Defence Secretary Ben Wallace said: "The first of two dedicated subsea surveillance ships will join the fleet this summer, bolstering our capabilities and security against threats posed now and into the future.  

"It is paramount at a time when we face Putin's illegal invasion of Ukraine, that we prioritise capabilities that will protect our critical national infrastructure."

The ship is to be repainted, renamed and have important military equipment installed, before taking up its role as the first of two Multi-Role Ocean Surveillance (MROS) ships, operated by the Royal Fleet Auxiliary (RFA).

The vessel, which was named ‘Topaz Tangaroa’ is due to be operational in the Summer (Picture: MOD).
The vessel, which is currently named Topaz Tangaroa, is due to be operational in the summer (Picture: MOD).

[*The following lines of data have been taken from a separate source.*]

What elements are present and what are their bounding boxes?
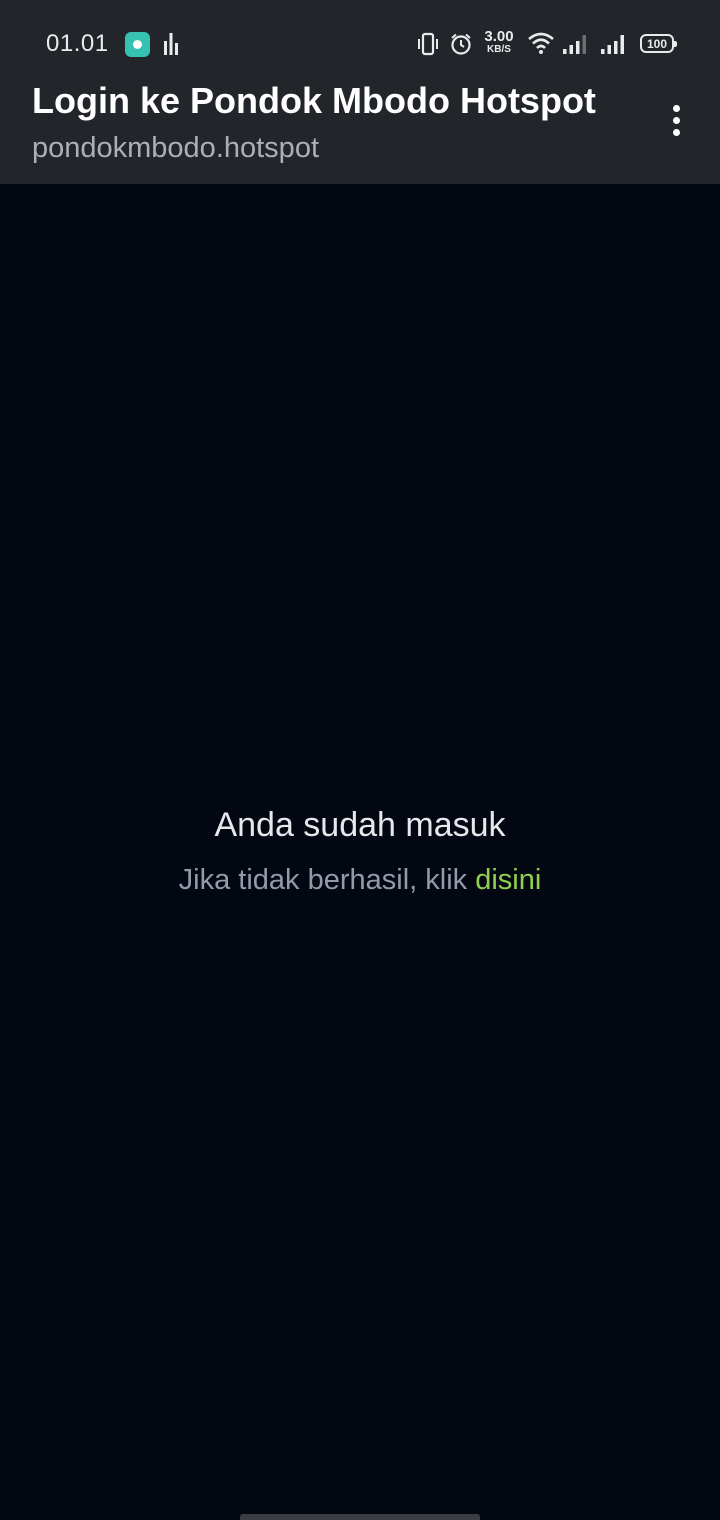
equalizer-icon bbox=[164, 33, 178, 55]
signal-icon bbox=[563, 35, 586, 54]
page-title: Login ke Pondok Mbodo Hotspot bbox=[32, 80, 596, 121]
browser-top-bar: 01.01 3.00 KB/S 100 Login ke Pondok Mbod… bbox=[0, 0, 720, 184]
alarm-icon bbox=[451, 33, 471, 55]
wifi-icon bbox=[528, 32, 554, 54]
signal-icon bbox=[601, 35, 624, 54]
menu-dot bbox=[672, 128, 680, 136]
menu-dot bbox=[672, 116, 680, 124]
menu-dot bbox=[672, 104, 680, 112]
network-speed: 3.00 KB/S bbox=[480, 29, 518, 55]
more-vert-icon[interactable] bbox=[656, 96, 696, 144]
status-time: 01.01 bbox=[46, 30, 109, 57]
vibrate-icon bbox=[418, 32, 438, 56]
retry-link[interactable]: disini bbox=[475, 864, 541, 896]
page-url: pondokmbodo.hotspot bbox=[32, 132, 319, 164]
network-speed-unit: KB/S bbox=[487, 44, 511, 55]
home-indicator[interactable] bbox=[240, 1514, 480, 1520]
network-speed-value: 3.00 bbox=[484, 28, 514, 45]
battery-icon: 100 bbox=[640, 34, 677, 53]
login-retry-text: Jika tidak berhasil, klik bbox=[178, 864, 476, 896]
app-notification-icon bbox=[125, 32, 150, 57]
login-retry-line: Jika tidak berhasil, klik disini bbox=[0, 864, 720, 897]
status-bar: 01.01 3.00 KB/S 100 bbox=[0, 0, 720, 88]
login-status-title: Anda sudah masuk bbox=[214, 806, 506, 844]
page-content: Anda sudah masuk Jika tidak berhasil, kl… bbox=[0, 184, 720, 1520]
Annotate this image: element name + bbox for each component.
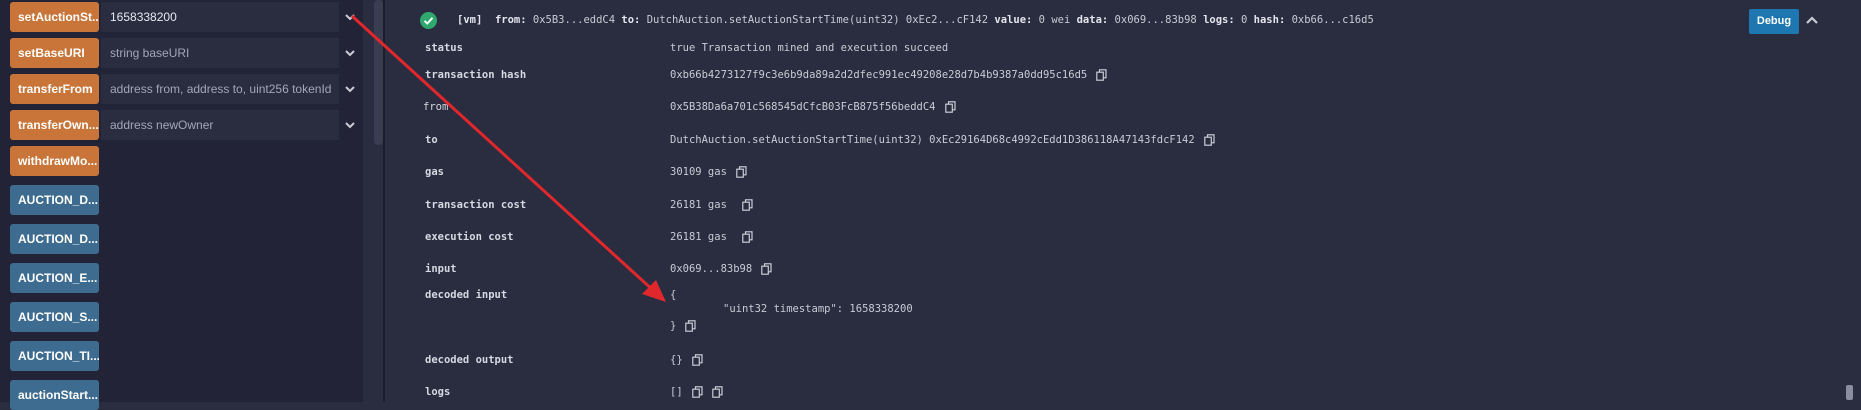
decoded-input-close-row: } — [670, 320, 696, 332]
decoded-input-open: { — [670, 289, 677, 301]
to-row: DutchAuction.setAuctionStartTime(uint32)… — [670, 134, 1215, 146]
decoded-output-label: decoded output — [425, 354, 514, 366]
value-key: value: — [994, 14, 1033, 26]
logs-row: [] — [670, 386, 723, 398]
function-button-setBaseURI[interactable]: setBaseURI — [10, 38, 99, 68]
function-button-setAuctionStartTime[interactable]: setAuctionSt... — [10, 2, 99, 32]
to-label: to — [425, 134, 438, 146]
function-button-AUCTION_S[interactable]: AUCTION_S... — [10, 302, 99, 332]
decoded-output-row: {} — [670, 354, 703, 366]
terminal-scrollbar[interactable] — [1846, 385, 1853, 400]
function-button-transferOwnership[interactable]: transferOwn... — [10, 110, 99, 140]
from-key: from: — [494, 14, 527, 26]
chevron-down-icon[interactable] — [343, 118, 357, 132]
status-label: status — [425, 42, 463, 54]
check-circle-icon — [420, 12, 437, 29]
copy-icon[interactable] — [691, 354, 703, 366]
vm-tag: [vm] — [457, 14, 483, 26]
function-button-withdrawMoney[interactable]: withdrawMo... — [10, 146, 99, 176]
function-button-AUCTION_E[interactable]: AUCTION_E... — [10, 263, 99, 293]
copy-icon[interactable] — [1096, 69, 1107, 81]
to-value: DutchAuction.setAuctionStartTime(uint32)… — [670, 134, 1195, 146]
logs-key: logs: — [1203, 14, 1235, 26]
transferOwnership-input[interactable]: address newOwner — [101, 110, 339, 140]
decoded-input-label: decoded input — [425, 289, 508, 301]
function-button-auctionStart[interactable]: auctionStart... — [10, 380, 99, 410]
data-key: data: — [1076, 14, 1109, 26]
copy-icon[interactable] — [742, 231, 753, 243]
summary-from: 0x5B3...eddC4 — [532, 14, 616, 26]
copy-icon[interactable] — [742, 199, 753, 211]
logs-value: [] — [670, 386, 683, 398]
tx-hash-row: 0xb66b4273127f9c3e6b9da89a2d2dfec991ec49… — [670, 69, 1107, 81]
copy-icon[interactable] — [1203, 134, 1215, 146]
status-value: true Transaction mined and execution suc… — [670, 42, 949, 54]
function-button-AUCTION_D-1[interactable]: AUCTION_D... — [10, 185, 99, 215]
input-row: 0x069...83b98 — [670, 263, 772, 275]
gas-row: 30109 gas — [670, 166, 747, 178]
exec-cost-value: 26181 gas — [670, 231, 727, 243]
chevron-up-icon[interactable] — [1804, 13, 1820, 29]
from-value: 0x5B38Da6a701c568545dCfcB03FcB875f56bedd… — [670, 101, 936, 113]
tx-cost-value: 26181 gas — [670, 199, 727, 211]
to-key: to: — [621, 14, 641, 26]
tx-cost-row: 26181 gas — [670, 199, 753, 211]
from-row: 0x5B38Da6a701c568545dCfcB03FcB875f56bedd… — [670, 101, 956, 113]
chevron-down-icon[interactable] — [343, 10, 357, 24]
setAuctionStartTime-input[interactable]: 1658338200 — [101, 2, 339, 32]
gas-value: 30109 gas — [670, 166, 727, 178]
chevron-down-icon[interactable] — [343, 82, 357, 96]
tx-hash-label: transaction hash — [425, 69, 527, 81]
copy-icon[interactable] — [711, 386, 723, 398]
exec-cost-row: 26181 gas — [670, 231, 753, 243]
transaction-summary[interactable]: [vm] from: 0x5B3...eddC4 to: DutchAuctio… — [457, 14, 1374, 26]
decoded-input-line: "uint32 timestamp": 1658338200 — [723, 303, 913, 315]
exec-cost-label: execution cost — [425, 231, 514, 243]
copy-icon[interactable] — [944, 101, 956, 113]
logs-label: logs — [425, 386, 451, 398]
copy-icon[interactable] — [736, 166, 747, 178]
copy-icon[interactable] — [685, 320, 696, 332]
function-button-transferFrom[interactable]: transferFrom — [10, 74, 99, 104]
summary-data: 0x069...83b98 — [1114, 14, 1197, 26]
tx-cost-label: transaction cost — [425, 199, 527, 211]
debug-button[interactable]: Debug — [1749, 9, 1799, 34]
terminal-output — [385, 0, 1861, 402]
function-button-AUCTION_D-2[interactable]: AUCTION_D... — [10, 224, 99, 254]
hash-key: hash: — [1253, 14, 1286, 26]
decoded-input-close: } — [670, 320, 677, 332]
summary-hash: 0xb66...c16d5 — [1291, 14, 1374, 26]
input-label: input — [425, 263, 457, 275]
summary-logs: 0 — [1241, 14, 1248, 26]
function-button-AUCTION_TI[interactable]: AUCTION_TI... — [10, 341, 99, 371]
copy-icon[interactable] — [761, 263, 772, 275]
summary-value: 0 wei — [1038, 14, 1071, 26]
setBaseURI-input[interactable]: string baseURI — [101, 38, 339, 68]
copy-icon[interactable] — [691, 386, 703, 398]
function-panel: setAuctionSt... 1658338200 setBaseURI st… — [0, 0, 363, 410]
tx-hash-value: 0xb66b4273127f9c3e6b9da89a2d2dfec991ec49… — [670, 69, 1088, 81]
summary-to: DutchAuction.setAuctionStartTime(uint32)… — [646, 14, 989, 26]
transferFrom-input[interactable]: address from, address to, uint256 tokenI… — [101, 74, 339, 104]
decoded-output-value: {} — [670, 354, 683, 366]
left-scrollbar[interactable] — [374, 0, 383, 145]
input-value: 0x069...83b98 — [670, 263, 753, 275]
from-label: from — [423, 101, 449, 113]
chevron-down-icon[interactable] — [343, 46, 357, 60]
gas-label: gas — [425, 166, 444, 178]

The 6,000-tonne vessel is equipped with a helipad, crane, an expansive working deck and features a 'moon pool' – a large access point in the underside of the hull through which submersible capabilities can be launched.

Commodore David Eagles, head of the Royal Fleet Auxiliary, said: "This is an entirely new mission for the Royal Fleet Auxiliary – and one we relish.

"We have been entrusted with supporting a key operation to safeguard the UK's infrastructure, security, and prosperity and that fills all of us in the RFA with pride.

"These are really exciting times."

The ship will soon undergo a period of military modification (Picture: MOD).
The ship will soon undergo a period of military modifications (Picture: MOD).

The vessel was selected to meet the requirements of the Royal Navy, having been built four years ago to support a mix of underwater operations, including work on oil rigs, construction, maintenance and inspection work, as well as autonomous submarine operations.

It will be crewed by about 24 RFA sailors, with 60 Royal Navy specialists operating the undersea surveillance systems and other survey and warfare systems when embarked.

DE&S Director General Ships Vice Admiral Paul Marshall said: "DE&S (Defence Equipment & Support) worked at pace to successfully accelerate the purchase and delivery of the first ship under the critical MROS programme.

"We continue to work with agility to support the UK Ministry of Defence in addressing both the current and future threats posed by an ever-changing world."

The programme for the acquisition of a second ship is currently in its concept phase.